De quoi s’agit-il ? D’un midrash sur le livre de l’Exode, de la réception par Moïse du Décalogue, le tout intimement mêlé à un épisode étrange de l’histoire biblique, le chapitre XXII du livre de la Genèse, la ligature d’Isaac que des esprits incultes traduisent par le sacrifice d’Isaac. En fait, tout ce chapitre étrange est justement une mise en scène qui vise à faire faire à l’humanité croyante un gigantesque pas en avant, à savoir le remplacement du sacrifice humain par un culte sacrificiel qui recourt à l’immolation d’animaux. Et non plus d’êtres humaines : il ne faut donc jamais parler de sacrifice qui n’eut pas lieu et qui aurait contredit à la promesse divine d’accorder au patriarche Abraham une nombreuse descendance, mais de ligature, destinée à tester, à éprouver la foi d’Abraham, une foi inébranlable en Dieu. Erri de Luca parle d’ailleurs d’un des dix commandements qui interdit l’homicide, même judiciaire, la condamnation à mort prononcée par un tribunal.

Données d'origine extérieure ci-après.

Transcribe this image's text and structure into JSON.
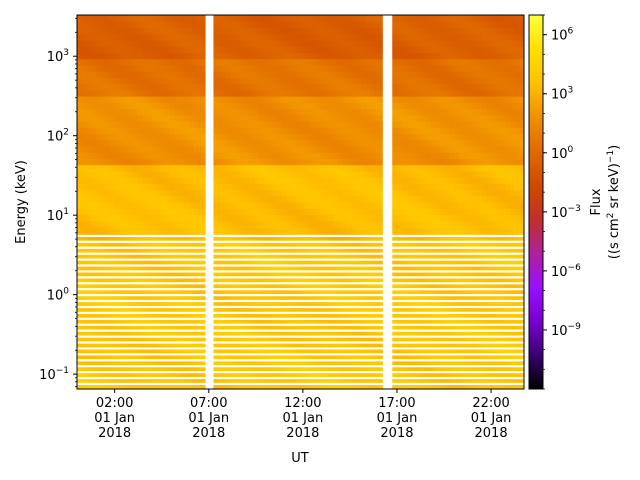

Passant en revue chaque ligne de ces dix commandements, l’auteur fait une remarque qui ne semble pas avoir été soulevée par d’autres avant lui, c’est la forme de l’impératif hébraïque au masculin et jamais au féminin. Par exemple, pour le tu ne tueras pas, le texte hébraïque (et je rends hommage aux traductions de l’hébreu de cet auteur, elles sont excellentes) dit LO TIRTSAH et non LO TIRTSEHI : et ceci vaut pour tous les autres commandements ! On  pourra en déduire ce qu’on voudra, mais c’est une trouvaille exégétique, un hiddoush pour reprendre l’expression traditionnelle. Ou peut-être considérait on que la femme n’était pas encore un sujet moral autonome, demeurée soumise à son père ou à son époux..

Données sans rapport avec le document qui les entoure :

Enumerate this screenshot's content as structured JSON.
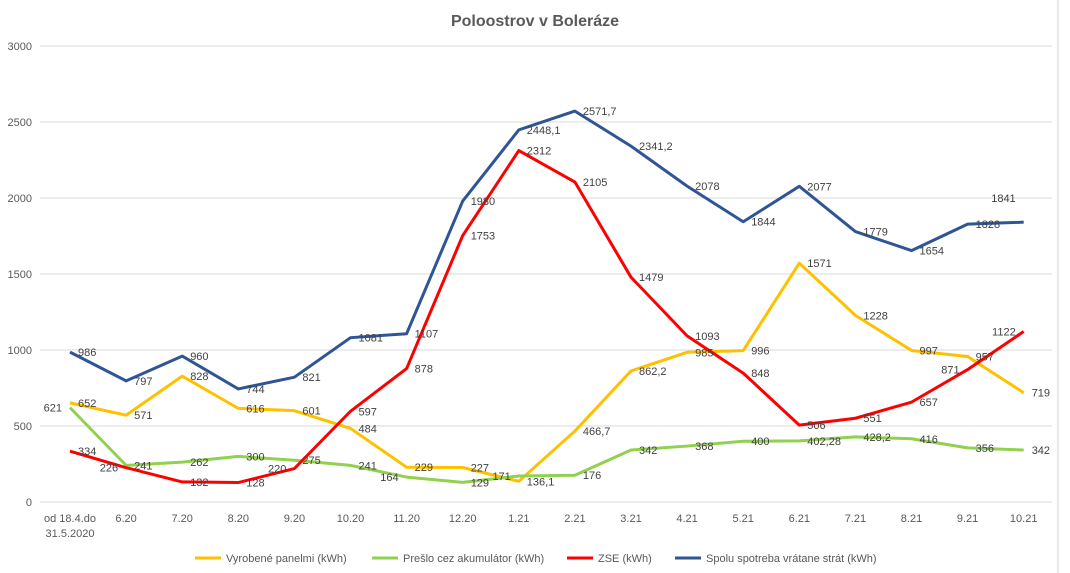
{
  "chart_data": {
    "type": "line",
    "title": "Poloostrov v Boleráze",
    "categories": [
      "od 18.4.do 31.5.2020",
      "6.20",
      "7.20",
      "8.20",
      "9.20",
      "10.20",
      "11.20",
      "12.20",
      "1.21",
      "2.21",
      "3.21",
      "4.21",
      "5.21",
      "6.21",
      "7.21",
      "8.21",
      "9.21",
      "10.21"
    ],
    "ylim": [
      0,
      3000
    ],
    "yticks": [
      0,
      500,
      1000,
      1500,
      2000,
      2500,
      3000
    ],
    "grid": true,
    "legend": "bottom",
    "series": [
      {
        "name": "Vyrobené panelmi (kWh)",
        "color": "#FFC000",
        "values": [
          652,
          571,
          828,
          616,
          601,
          484,
          229,
          227,
          136.1,
          466.7,
          862.2,
          985,
          996,
          1571,
          1228,
          997,
          957,
          719
        ],
        "labels": [
          "652",
          "571",
          "828",
          "616",
          "601",
          "484",
          "229",
          "227",
          "136,1",
          "466,7",
          "862,2",
          "985",
          "996",
          "1571",
          "1228",
          "997",
          "957",
          "719"
        ]
      },
      {
        "name": "Prešlo cez akumulátor (kWh)",
        "color": "#92D050",
        "values": [
          621,
          241,
          262,
          300,
          275,
          241,
          164,
          129,
          171,
          176,
          342,
          368,
          400,
          402.28,
          428.2,
          416,
          356,
          342
        ],
        "labels": [
          "621",
          "241",
          "262",
          "300",
          "275",
          "241",
          "164",
          "129",
          "171",
          "176",
          "342",
          "368",
          "400",
          "402,28",
          "428,2",
          "416",
          "356",
          "342"
        ]
      },
      {
        "name": "ZSE (kWh)",
        "color": "#FF0000",
        "values": [
          334,
          226,
          132,
          128,
          220,
          597,
          878,
          1753,
          2312,
          2105,
          1479,
          1093,
          848,
          506,
          551,
          657,
          871,
          1122
        ],
        "labels": [
          "334",
          "226",
          "132",
          "128",
          "220",
          "597",
          "878",
          "1753",
          "2312",
          "2105",
          "1479",
          "1093",
          "848",
          "506",
          "551",
          "657",
          "871",
          "1122"
        ]
      },
      {
        "name": "Spolu spotreba vrátane strát (kWh)",
        "color": "#2F5597",
        "values": [
          986,
          797,
          960,
          744,
          821,
          1081,
          1107,
          1980,
          2448.1,
          2571.7,
          2341.2,
          2078,
          1844,
          2077,
          1779,
          1654,
          1828,
          1841
        ],
        "labels": [
          "986",
          "797",
          "960",
          "744",
          "821",
          "1081",
          "1107",
          "1980",
          "2448,1",
          "2571,7",
          "2341,2",
          "2078",
          "1844",
          "2077",
          "1779",
          "1654",
          "1828",
          "1841"
        ]
      }
    ]
  }
}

En fait cet auteur non-juif qui est animé d’une très profonde sensibilité juive, a écrit un beau midrash que ne renieraient pas même les plus grands maîtres de la tradition juive. Si j’étais un kabbaliste et si je croyais en la transmigration des âmes (guilgoul ha-neshamot), je dirais que  son âme est grosse d’une autre âme juive, ou en comporte des étincelles provenant d’une vie antérieure, comme dirait le fondateur de la kabbale de Safed, Isaac Louria.  J’ai rarement lu un si beau texte, si proche de l’exégèse traditionnelle, sans aucune visée christianisante ni prosélytisme.  Certes, on voit apparaître le Galiléen, allusion transparente à l’humanisme religieux de Jésus qui défend la femme adultère, condamné à mort par le tribunal. Mais le nom lui-même n’est jamais ciét. En bref, un auteur qui nous accompagne jusqu’au pied du Mont Sinaï mais qui, comme il le dit lui-même, à la fois avec solennité et humour, descend à l’avant-dernière station…

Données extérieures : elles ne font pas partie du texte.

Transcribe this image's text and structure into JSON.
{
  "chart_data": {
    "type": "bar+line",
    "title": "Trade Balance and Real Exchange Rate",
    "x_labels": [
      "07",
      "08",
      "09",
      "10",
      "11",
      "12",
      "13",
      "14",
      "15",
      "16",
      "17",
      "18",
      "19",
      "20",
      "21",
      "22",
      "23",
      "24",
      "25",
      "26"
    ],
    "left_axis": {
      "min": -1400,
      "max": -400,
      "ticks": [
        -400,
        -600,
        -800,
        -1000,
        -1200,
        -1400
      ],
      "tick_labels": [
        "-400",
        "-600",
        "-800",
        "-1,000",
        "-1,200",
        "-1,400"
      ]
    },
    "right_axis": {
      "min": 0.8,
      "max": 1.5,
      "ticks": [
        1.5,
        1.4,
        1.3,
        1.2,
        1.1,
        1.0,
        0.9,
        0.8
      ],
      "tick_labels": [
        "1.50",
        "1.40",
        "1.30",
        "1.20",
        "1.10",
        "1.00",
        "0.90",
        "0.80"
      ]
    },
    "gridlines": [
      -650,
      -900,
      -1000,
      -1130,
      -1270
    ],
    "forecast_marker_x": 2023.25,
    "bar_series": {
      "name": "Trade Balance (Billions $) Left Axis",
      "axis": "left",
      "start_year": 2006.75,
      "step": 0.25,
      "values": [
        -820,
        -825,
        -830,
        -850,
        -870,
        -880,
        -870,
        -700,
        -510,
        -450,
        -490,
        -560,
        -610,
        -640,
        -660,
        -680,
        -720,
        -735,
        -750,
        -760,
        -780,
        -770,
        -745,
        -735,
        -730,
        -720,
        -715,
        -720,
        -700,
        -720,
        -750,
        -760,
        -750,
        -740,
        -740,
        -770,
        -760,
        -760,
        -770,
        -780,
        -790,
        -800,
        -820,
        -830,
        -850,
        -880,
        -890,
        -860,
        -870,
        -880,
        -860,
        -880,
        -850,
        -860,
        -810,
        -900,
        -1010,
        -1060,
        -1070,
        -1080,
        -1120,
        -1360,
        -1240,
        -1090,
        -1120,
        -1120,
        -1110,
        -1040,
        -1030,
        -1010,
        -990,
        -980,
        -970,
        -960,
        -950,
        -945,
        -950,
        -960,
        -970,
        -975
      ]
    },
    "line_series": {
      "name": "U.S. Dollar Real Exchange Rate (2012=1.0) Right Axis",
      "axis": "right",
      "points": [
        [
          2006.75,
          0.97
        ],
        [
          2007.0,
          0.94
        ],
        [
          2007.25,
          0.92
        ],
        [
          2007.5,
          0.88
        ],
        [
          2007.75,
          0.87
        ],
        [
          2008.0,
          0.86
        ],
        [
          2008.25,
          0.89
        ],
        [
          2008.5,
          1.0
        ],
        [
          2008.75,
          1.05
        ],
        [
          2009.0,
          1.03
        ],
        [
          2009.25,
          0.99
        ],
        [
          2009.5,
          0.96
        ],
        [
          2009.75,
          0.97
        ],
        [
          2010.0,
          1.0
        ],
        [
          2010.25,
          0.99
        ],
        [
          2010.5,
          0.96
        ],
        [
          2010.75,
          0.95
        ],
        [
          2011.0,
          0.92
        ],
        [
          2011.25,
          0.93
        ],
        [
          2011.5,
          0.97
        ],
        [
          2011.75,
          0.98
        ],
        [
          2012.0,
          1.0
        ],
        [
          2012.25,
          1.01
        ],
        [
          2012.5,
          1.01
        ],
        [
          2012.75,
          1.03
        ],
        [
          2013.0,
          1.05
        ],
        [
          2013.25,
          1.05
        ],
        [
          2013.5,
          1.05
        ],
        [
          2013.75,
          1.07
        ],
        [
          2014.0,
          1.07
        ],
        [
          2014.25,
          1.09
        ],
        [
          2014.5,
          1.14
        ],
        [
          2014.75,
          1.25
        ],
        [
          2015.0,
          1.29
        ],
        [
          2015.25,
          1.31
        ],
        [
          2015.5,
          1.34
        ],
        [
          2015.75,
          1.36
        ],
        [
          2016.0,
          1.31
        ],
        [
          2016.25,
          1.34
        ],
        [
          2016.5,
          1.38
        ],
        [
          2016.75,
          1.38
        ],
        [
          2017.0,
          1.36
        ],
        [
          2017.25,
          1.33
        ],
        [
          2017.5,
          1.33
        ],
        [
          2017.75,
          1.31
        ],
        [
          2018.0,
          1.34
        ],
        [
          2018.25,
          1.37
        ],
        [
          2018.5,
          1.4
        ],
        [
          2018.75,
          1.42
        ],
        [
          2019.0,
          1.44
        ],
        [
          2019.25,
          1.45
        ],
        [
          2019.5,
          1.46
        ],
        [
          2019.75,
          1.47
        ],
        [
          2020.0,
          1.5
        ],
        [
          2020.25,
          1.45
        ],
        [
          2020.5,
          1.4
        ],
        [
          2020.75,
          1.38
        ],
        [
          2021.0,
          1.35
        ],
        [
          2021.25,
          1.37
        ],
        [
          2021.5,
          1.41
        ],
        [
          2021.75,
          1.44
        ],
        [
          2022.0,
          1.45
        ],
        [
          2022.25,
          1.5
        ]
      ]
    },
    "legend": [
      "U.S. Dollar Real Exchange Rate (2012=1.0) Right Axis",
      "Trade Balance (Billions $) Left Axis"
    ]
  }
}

L’épilogue tient en deux textes aux titres clairs :  Adieu au Sinaï et en Marge du campement. On pourrait exprimer cela en hébreu rabbinique pour définir quelqu’un qui est justement hors du campement : mé-houts la-mahané moshavo, i.e. il est à l’extérieur, il n’est pas concerné.

Pas concerné, peut-être, mais profondément touché ! Je reviens au Décalogue. De Luca propose des traductions assez originales, presque littéralistes mais novatrices. Le commandement généralement traduit par Respecte ou honore ton père et ta mère est traduit d’une manière qui serre de très près le terme hébraïque KABBED : donne du poids ! Ce n’est pas mal, il fallait y penser.

On sait que la Tora écrite ne dit pas tout et que la Tora orale entend justement combler, remplir les interstices laissés par elle. Imagine t on l’état physique et psychologique d’un Moïse rejoignant son peuple après une absence de 40 jours, sans s’être alimenté ? Un homme n’ayant plus que la peau sur les os, les lèvres scellées l’une à l’autre par la soif, le corps déshydraté, les yeux brûlés par un soleil de plomb, incapable de parler, de se mouvoir, ni même de reconnaître ceux qui l’entourent…… C’est ce que décrit Erri de Luca avec bonheur. Or, la Tora se contente de citer deux ou trois versets lapidaires pour évoquer cette situation.  De Luca fait pour Moïse ce que  le luthérien danois Sören Kierkegaard avait fait, vers 1945, pour Abraham dans Crainte et tremblement… Les deux complètent le texte biblique, les deux écrivent un midrash…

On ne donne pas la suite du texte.